Вильгельм был одним из семи детей Гендирка Гондиуса Старшего и Сары Яандохтер. Его отец был одним из известнейших фламандских издателей начала XVII века. Возможна родственная связь с известным семейством фламандских картографов из Амстердама Гондиусами, однако такая связь пока ничем не подтверждена. Возможно Вильгельм был внуком известного издателя Юдокуса Гондиуса.

Учителем Вильгельма был его отец, из мастерской которого вышло немало известных граверов. О способностях Вильгельма свидетельствует факт, что он был среди мастеров, приглашенных Ван Дейком для работы над задуманной им портретной галереей знаменитых современников. «Иконография», содержащая 80 портретов правителей и государственных деятелей, поэтов и ученых, художников и меценатов, была выпущена антверпенским издателем Мартином ван ден Энде, тестем Вильгельма. Вероятно, именно тогда же был сделан Ван Дейком портрет Гондиуса, позже самим Гондиусом награвированный.

Среди работ Гондиуса был портрет молодого польского вельможи Яна Радзивилла, будущего великого гетмана литовского, а в то время чрезвычайного посла, известившего Англию и Нидерланды об избрании нового польского короля Владислава IV. Возможно, именно рекомендация Радзивилла и привела позже Гондиуса в Данциг для исполнения заказа короля Владислава — гравирования плана осады Смоленска во время Смоленской войны 1632—1634 годов.

В 1636 году Вильгельм посетил Данциг в Речи Посполитой, а в 1641 году в поисках лучшей жизни переехал туда из Гааги.

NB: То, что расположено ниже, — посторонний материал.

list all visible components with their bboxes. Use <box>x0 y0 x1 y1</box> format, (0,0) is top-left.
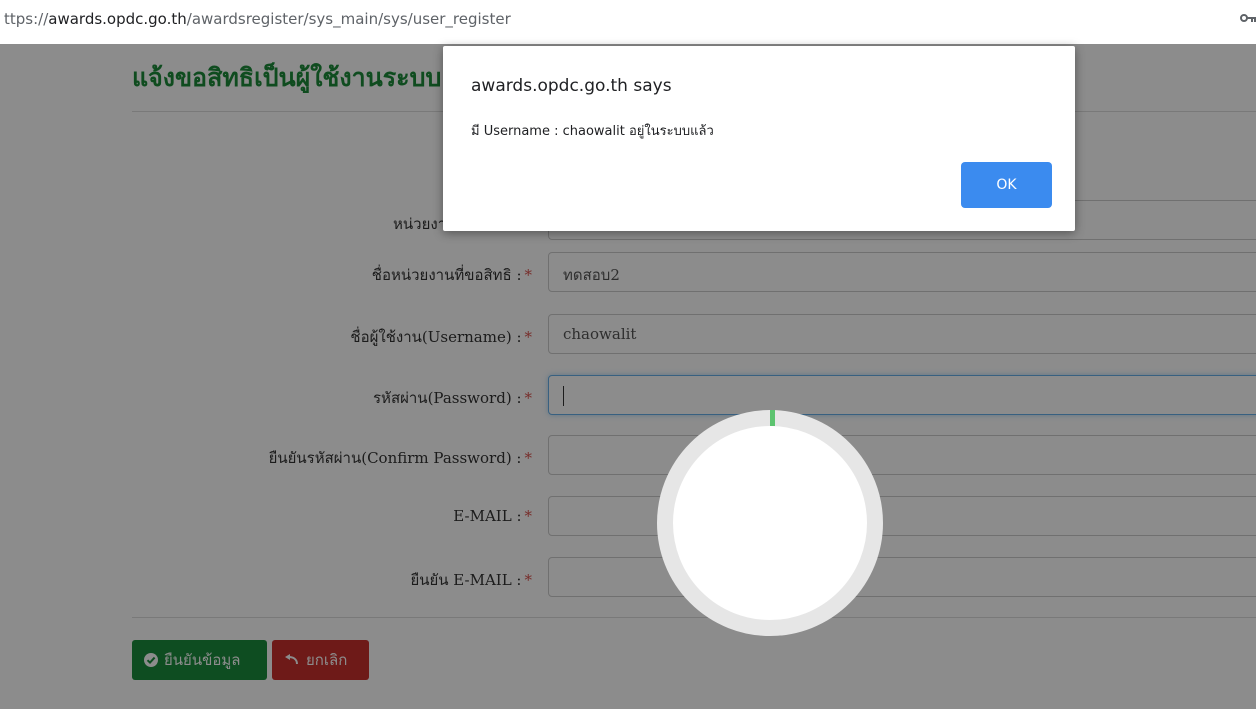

Вильгельму оказывал поддержку двор короля Владислава IV Вазы[1]. К портретным работам прибавилось привычное для семейной традиции гравирование карт.

Король Владислав повелел изобразить успешный смоленский эпизод всей компании. Гондиус приехал в Данциг уже после происходивших событий и хотя обычно редко прибегал к чужим образцам и работал преимущественно по собственным рисункам, должен был воспользоваться эскизами картографа Иоганна Плейтнера и описанием событий, произведенными королевским секретарем и историографом, силезским поэтом Мартином Опицем. В 1636 году был готов огромный план, гравированный на 16 досках, где воспроизводился весь ход осады, отдельные стычки и сражения, портреты участников действия, прежде всего самого короля.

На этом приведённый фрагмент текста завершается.